University of Missouri helps aviation industry go ‘green’
While biodiesel and ethanol are two forms of biofuels used to power today’s cars and trucks, one sector of the transportation industry that is still developing a viable biofuel solution is the aviation industry. Today, an interdisciplinary team of researchers from across the United States, including the University of Missouri, is working to develop a sustainable green energy source from biofuel – a source of energy typically produced from vegetable oil. – as an alternative to petroleum-based oil. fossil fuel widely used in the aeronautical industry.
The team, using a $12.8 million grant from the US Department of Energy (DOE), will explore how two cover crops – plants grown to capture carbon from the Earth’s atmosphere to reduce carbon emissions. greenhouse gases – called camelina and pennycress could be genetically engineered to produce higher overall amounts of a specialty seed oil. The team’s goal is to mass-produce a vegetable oil that can be used as a biofuel for aviation purposes, according to Jay J. Thelen, professor of biochemistry at the College of Agriculture, Food and Natural Resources, also a researcher at the Christopher S. Bond Life Sciences Center.
“We are trying to increase the overall amount of seed oil produced by both crops, as well as changing the composition of the oil from 18 to 10 carbons, which makes the oil more fluid for use in the aviation industry,” Thelen said.
Edgar Cahoon, George W. Holmes Professor of Biochemistry at the University of Nebraska-Lincoln and principal investigator of the grant, explores how to extract genes from the cuphea plant – known for its medium-chain oil-producing characteristics – and uses biotechnology to transfer them to camelina and pennycress. Additionally, using $2.7 million of the $12.8 million grant, the MU team is using three of Thelen’s lab’s patented approaches to improving the overall oil content of plant seeds and applying them to Cahoon’s existing research on this topic.
The MU team hopes to understand why camelina and apricot do not produce the optimal amount of seed oil after cuphea’s medium-chain oil-producing traits were genetically engineered into both plants.
“When we transfer genes from cuphea to camelina or pennycress, we are going to do large-scale transcriptomics and proteomics to try to understand how the plant reacts to this new gene and see where the bottlenecks are that the Cahoon’s team knows,” says Thélen. “With this knowledge, we can complete the cycle of design, build, test and learn to gradually increase the levels of medium chain fatty acids in camelina or pennycress until we reach the optimum level.”
To do this, the MU team uses advanced proteomics technologies, including sophisticated state-of-the-art mass spectrometry instrumentation located in Thelen’s lab and MU’s Charles W. Gehrke Proteomics Center. The group will also use cutting-edge biotechnology approaches to gain insight into how plants respond to genetic engineering, Thelen said.
“Leveraging my lab’s expertise in discovery and targeted proteomics will provide us with the baseline knowledge we need to help understand why engineering high levels of medium-chain oils in camelina and pennycress has been elusive so far,” Thelen said.
This research creates a large amount of data to analyze, so internationally renowned bioinformatics researchers Dong Xu from MU College of Engineering and Trupti Joshi from MU School of Medicine join Thelen to help with this part of the project.
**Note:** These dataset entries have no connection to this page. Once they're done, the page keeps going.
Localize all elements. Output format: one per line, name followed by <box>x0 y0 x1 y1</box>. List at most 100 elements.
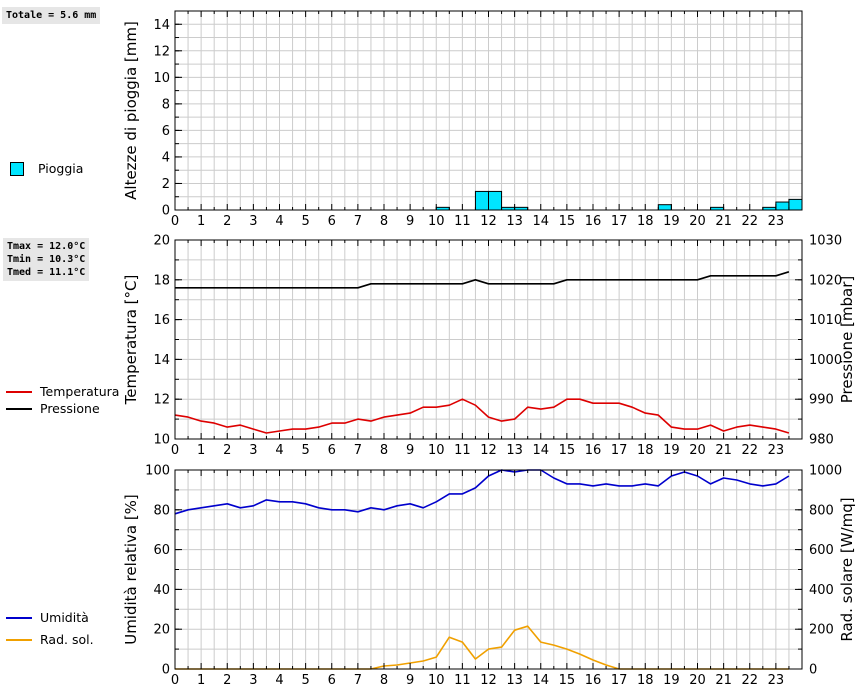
y2-tick-label: 1030 <box>809 234 842 249</box>
y-tick-label: 20 <box>153 234 170 249</box>
humidity-line <box>174 469 790 515</box>
x-tick-label: 18 <box>637 443 654 458</box>
legend-temperature-label: Temperatura <box>40 384 120 399</box>
x-tick-label: 18 <box>637 673 654 688</box>
x-tick-label: 15 <box>559 673 576 688</box>
y2-tick-label: 200 <box>809 623 834 638</box>
x-tick-label: 3 <box>249 443 257 458</box>
tmax-text: Tmax = 12.0°C <box>7 241 86 252</box>
y-tick-label: 4 <box>162 150 170 165</box>
temperature-line-swatch-icon <box>6 390 32 393</box>
y-tick-label: 20 <box>153 623 170 638</box>
x-tick-label: 4 <box>275 443 283 458</box>
legend-pressure-label: Pressione <box>40 401 100 416</box>
x-tick-label: 21 <box>715 673 732 688</box>
x-tick-label: 11 <box>454 214 471 229</box>
x-tick-label: 20 <box>689 673 706 688</box>
x-tick-label: 19 <box>663 673 680 688</box>
y2-axis-label: Rad. solare [W/mq] <box>838 497 856 641</box>
x-tick-label: 21 <box>715 443 732 458</box>
x-tick-label: 3 <box>249 673 257 688</box>
x-tick-label: 23 <box>768 673 785 688</box>
x-tick-label: 17 <box>611 443 628 458</box>
y-tick-label: 10 <box>153 71 170 86</box>
x-tick-label: 12 <box>480 673 497 688</box>
y-tick-label: 0 <box>162 204 170 219</box>
legend-solar: Rad. sol. <box>6 632 94 647</box>
y-tick-label: 60 <box>153 543 170 558</box>
x-tick-label: 10 <box>428 443 445 458</box>
y-tick-label: 0 <box>162 663 170 678</box>
x-tick-label: 7 <box>354 673 362 688</box>
temperature-summary-box: Tmax = 12.0°C Tmin = 10.3°C Tmed = 11.1°C <box>3 238 90 281</box>
y-axis-label: Altezze di pioggia [mm] <box>122 21 140 200</box>
legend-rain: Pioggia <box>10 161 83 176</box>
x-tick-label: 11 <box>454 673 471 688</box>
rain-bar <box>788 198 803 211</box>
y2-tick-label: 600 <box>809 543 834 558</box>
x-tick-label: 19 <box>663 443 680 458</box>
x-tick-label: 5 <box>301 443 309 458</box>
x-tick-label: 7 <box>354 443 362 458</box>
rain-swatch-icon <box>10 161 24 176</box>
humidity-line-swatch-icon <box>6 616 32 619</box>
x-tick-label: 9 <box>406 443 414 458</box>
x-tick-label: 0 <box>171 673 179 688</box>
x-tick-label: 4 <box>275 673 283 688</box>
y2-tick-label: 990 <box>809 393 834 408</box>
rain-total-box: Totale = 5.6 mm <box>2 7 101 24</box>
pressure-line <box>175 271 790 289</box>
legend-solar-label: Rad. sol. <box>40 632 94 647</box>
x-tick-label: 7 <box>354 214 362 229</box>
x-tick-label: 1 <box>197 443 205 458</box>
x-tick-label: 12 <box>480 443 497 458</box>
y-tick-label: 80 <box>153 503 170 518</box>
x-tick-label: 23 <box>768 443 785 458</box>
x-tick-label: 8 <box>380 443 388 458</box>
tmin-text: Tmin = 10.3°C <box>7 254 86 265</box>
x-tick-label: 14 <box>532 673 549 688</box>
x-tick-label: 16 <box>585 214 602 229</box>
x-tick-label: 16 <box>585 673 602 688</box>
solar-line-swatch-icon <box>6 638 32 641</box>
x-tick-label: 13 <box>506 673 523 688</box>
solar-radiation-line <box>175 625 789 670</box>
x-tick-label: 3 <box>249 214 257 229</box>
x-tick-label: 0 <box>171 214 179 229</box>
y-tick-label: 14 <box>153 18 170 33</box>
x-tick-label: 1 <box>197 673 205 688</box>
legend-temperature: Temperatura <box>6 384 119 399</box>
x-tick-label: 19 <box>663 214 680 229</box>
y2-tick-label: 800 <box>809 503 834 518</box>
x-tick-label: 13 <box>506 443 523 458</box>
y2-tick-label: 1020 <box>809 273 842 288</box>
x-tick-label: 18 <box>637 214 654 229</box>
x-tick-label: 15 <box>559 443 576 458</box>
y-tick-label: 2 <box>162 177 170 192</box>
legend-humidity: Umidità <box>6 610 89 625</box>
x-tick-label: 13 <box>506 214 523 229</box>
rain-bar <box>775 201 790 211</box>
y-tick-label: 40 <box>153 583 170 598</box>
x-tick-label: 10 <box>428 673 445 688</box>
rain-bar <box>657 204 672 211</box>
y-tick-label: 8 <box>162 97 170 112</box>
temperature-line <box>174 398 790 434</box>
x-tick-label: 2 <box>223 673 231 688</box>
x-tick-label: 21 <box>715 214 732 229</box>
y2-tick-label: 1010 <box>809 313 842 328</box>
y-tick-label: 6 <box>162 124 170 139</box>
y-tick-label: 18 <box>153 273 170 288</box>
x-tick-label: 22 <box>741 443 758 458</box>
legend-rain-label: Pioggia <box>38 161 84 176</box>
x-tick-label: 1 <box>197 214 205 229</box>
x-tick-label: 11 <box>454 443 471 458</box>
y-tick-label: 16 <box>153 313 170 328</box>
rain-bar <box>488 190 503 211</box>
x-tick-label: 6 <box>328 673 336 688</box>
x-tick-label: 0 <box>171 443 179 458</box>
x-tick-label: 22 <box>741 673 758 688</box>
The MU team will add the collected information to a related project by Xu to create an online database on the topic of oilseed plant metabolic engineering.
Since cover crops can be planted during the non-growing season and can also be grown in soils with less than ideal planting conditions, Thelen hopes the team’s work could provide farmers through the United States an additional option for making a profit beyond the traditional growing and harvesting seasons.
“Right now, these cover crops [camelina and pennycress] are primarily planted to earn federal carbon credits, but they are not harvested by farmers,” Thelen said.
In addition to MU and the University of Nebraska-Lincoln, the team includes researchers from Donald Danforth Plant Science Center, Kansas State University, Montana State University, University of Colorado-Boulder, University of Minnesota and Washington State University.
The grant was awarded under the DOE Biosystems Design to Enable Safe Production of Next-generation Biofuels, Bioproducts and Biomaterials program.